Any program that claims to be useful REPL must support three basic features:

  • Tab completion,
  • History, and,
  • Support for shell commands in the REPL.

I wrote the with tool with these features in mind. with uses a while loop and bash’s builtin command read to simulate a REPL. Adding history to the program was a simple command call, and supporting execution of arbitrary shell commands required a little eval trickery but was simple as well.

The third feature, what has since become my holy grail, has proven to be elusive. Bash doesn’t seemt to have good support for tab completion in scripts. The read command supports either file name completion or command completion and the two are mutually exclusively. Even then, command completion proved useless to me because the it could not complete arguments on commmands. That is, gi<TAB> gives you a list containing all installed programs beginning with “gi” and git a gives you a list containing all the programs starting with “a,” ignoring the previous word.

The difficulty of supporting a more complex implementation arises from the fact that read in the bash source code sets the completion function to null and then tries to binds the function to either file or command completion as mentioned here. Ultimately, what this means is that tab completion at the level of a bash shell is impossible.

Surely there must be a workaround, right?

After, searching through pages of Google hits and Stack Overflow questions it seems as though there isn’t a workaround - there are some hacks for specific commands but in general there is no solution. So, until bash decides to include the feature, it is an open problem that is the subject of many forum discussions. The following are steps to what I think are the best solutions:

The third solution seems like overkill but I haven’t looked into it.

The fourth doesn’t seem to solve the problem - or does it?

The fourth does something quite beautiful. It reduces the problem of trying to get completions using a command that doesn’t support completion (seemingly NP-complete and the pun is intended), to generating a list of completions using some external tool and controlling how the completions are parsed and printed (P-complete :)). If we can incrementally get the input then we can use it to start a script or process that generates completions for us and the control what is printed and how using some cursor trickery.

Generating completions itself proved to be hard but there are hacks that have worked for me. The most notable one is using xdotool in a separate bash process to simulate pressing tab on some input then writing the completions generated onto a file, reading them and then cyclying through them. Of course this is slightly inefficient but if we assume tab completion is used sparingly, caching some recurring completions (or even preload some), and rely on command history it seems fine to allow this sort of inefficiency.

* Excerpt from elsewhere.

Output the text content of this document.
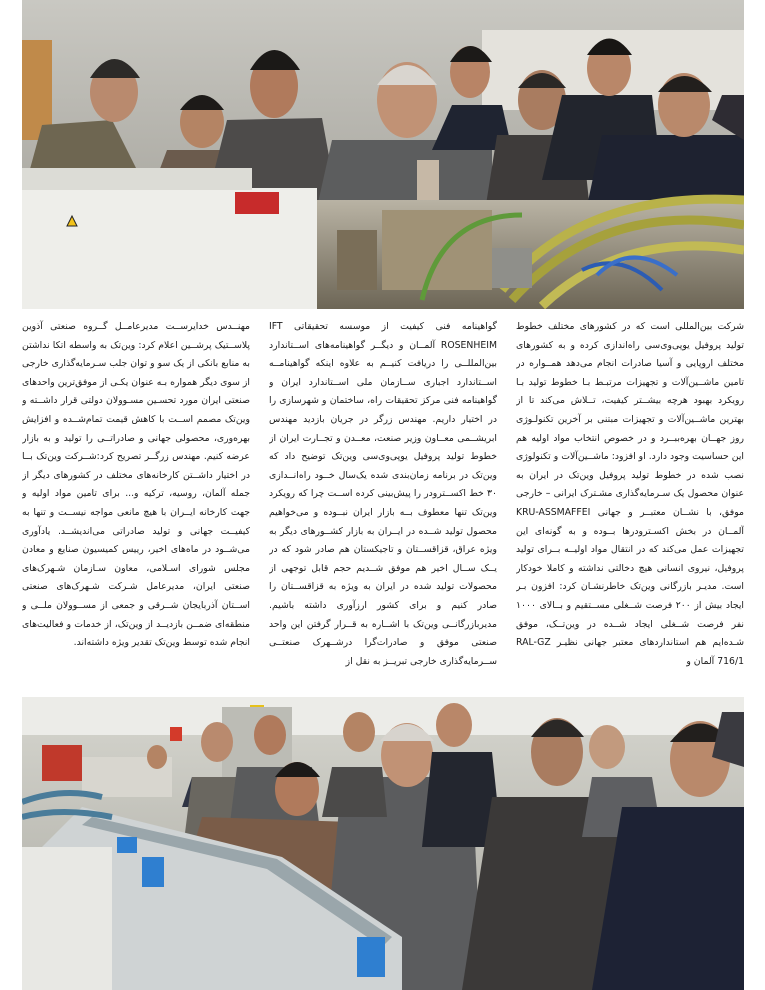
شرکت بین‌المللی است که در کشورهای مختلف خطوط تولید پروفیل یوپی‌وی‌سی راه‌اندازی کرده و به کشورهای مختلف اروپایی و آسیا صادرات انجام می‌دهد همــواره در تامین ماشــین‌آلات و تجهیزات مرتبـط بـا خطوط تولید بـا رویکرد بهبود هرچه بیشــتر کیفیت، تــلاش می‌کند تا از بهترین ماشــین‌آلات و تجهیزات مبتنی بر آخرین تکنولـوژی روز جهــان بهره‌ببــرد و در خصوص انتخاب مواد اولیه هم این حساسیت وجود دارد. او افزود: ماشــین‌آلات و تکنولوژی نصب شده در خطوط تولید پروفیل وین‌تک در ایران به عنوان محصول یک سـرمایه‌گذاری مشـترک ایرانی – خارجی موفق، با نشــان معتبــر و جهانی KRU-ASSMAFFEI آلمــان در بخش اکسـترودرها بــوده و به گونه‌ای این تجهیزات عمل می‌کند که در انتقال مواد اولیــه بــرای تولید پروفیل، نیروی انسانی هیچ دخالتی نداشته و کاملا خودکار است. مدیـر بازرگانی وین‌تک خاطرنشـان کرد: افزون بـر ایجاد بیش از ۲۰۰ فرصت شــغلی مســتقیم و بــالای ۱۰۰۰ نفر فرصت شــغلی ایجاد شــده در وین‌تــک، موفق شـده‌ایم هم استانداردهای معتبر جهانی نظیـر RAL-GZ 716/1 آلمان و

گواهینامه فنی کیفیت از موسسه تحقیقاتی IFT ROSENHEIM آلمــان و دیگــر گواهینامه‌های اســتاندارد بین‌المللــی را دریافت کنیــم به علاوه اینکه گواهینامــه اســتاندارد اجباری ســازمان ملی اســتاندارد ایران و گواهینامه فنی مرکز تحقیقات راه، ساختمان و شهرسازی را در اختیار داریم. مهندس زرگر در جریان بازدید مهندس ابریشــمی معــاون وزیر صنعت، معــدن و تجــارت ایران از خطوط تولید پروفیل یوپی‌وی‌سی وین‌تک توضیح داد که وین‌تک در برنامه زمان‌بندی شده یک‌سال خــود راه‌انــدازی ۳۰ خط اکســترودر را پیش‌بینی کرده اســت چرا که رویکرد وین‌تک تنها معطوف بــه بازار ایران نبــوده و می‌خواهیم محصول تولید شــده در ایــران به بازار کشــورهای دیگر به ویژه عراق، قزاقســتان و تاجیکستان هم صادر شود که در یــک ســال اخیر هم موفق شــدیم حجم قابل توجهی از محصولات تولید شده در ایران به ویژه به قزاقســتان را صادر کنیم و برای کشور ارزآوری داشته باشیم. مدیربازرگانــی وین‌تک با اشــاره به قــرار گرفتن این واحد صنعتی موفق و صادرات‌گرا درشــهرک صنعتــی ســرمایه‌گذاری خارجی تبریــز به نقل از

مهنــدس خدایرســت مدیرعامــل گــروه صنعتی آذوین پلاســتیک پرشــین اعلام کرد: وین‌تک به واسطه اتکا نداشتن به منابع بانکی از یک سو و توان جلب سـرمایه‌گذاری خارجی از سوی دیگر همواره بـه عنوان یکـی از موفق‌ترین واحدهای صنعتی ایران مورد تحسـین مسـوولان دولتی قرار داشــته و وین‌تک مصمم اســت با کاهش قیمت تمام‌شــده و افزایش بهره‌وری، محصولی جهانی و صادراتــی را تولید و به بازار عرضه کنیم. مهندس زرگــر تصریح کرد:شــرکت وین‌تک بــا در اختیار داشــتن کارخانه‌های مختلف در کشورهای دیگر از جمله آلمان، روسیه، ترکیه و... برای تامین مواد اولیه و جهت کارخانه ایــران با هیچ مانعی مواجه نیســت و تنها به کیفیــت جهانی و تولید صادراتی می‌اندیشــد. یادآوری می‌شــود در ماه‌های اخیر، رییس کمیسیون صنایع و معادن مجلس شورای اسـلامی، معاون سـازمان شـهرک‌های صنعتی ایران، مدیرعامل شـرکت شـهرک‌های صنعتی اســتان آذربایجان شــرقی و جمعی از مســوولان ملــی و منطقه‌ای ضمــن بازدیــد از وین‌تک، از خدمات و فعالیت‌های انجام شده توسط وین‌تک تقدیر ویژه داشته‌اند.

But how do we make read give us back its input in the middle of a read, use that input to generate completions and finally feed those completions back into read? One thought is a C program (can you tell how much I like writing C?) similar to this one. But I deally I want to distribute this as a purely scripted program with possibly a third party dependency downloadable from apt-get. I want to be able to essentialy intercept each key press and then using the current input and all the input so far do something. So this boils down to reading a single character, which bash can do, swallowing the input, doing some processing, and finally printing some result on the same line. This little script does just that:

my_read ()
{
  while true
  do
    read -s -n 1 w
    echo -e -n $w
    if [[ -z "$w" ]]; then
      echo -e -n $'\n'
      break
    fi
    word="$word$w"
  done
}

my_read
echo "Done: the word was $word"

But there are still a few open problems with this solution as well. Reading a character in this way doesn’t seem to differentiate between spaces - newlines and tabs, as far as I know seem to both be considered empty strings. But that seems to be a minor issue given that all else is in place. Given this implementation we can get completions and fill them in ourselves using some cursor manipulation and clever printing.

I have a full example on the way for part two of this series but hopefully this either is useful to someone or reveals some other insights that will help with the problem.

Written on August 21, 2016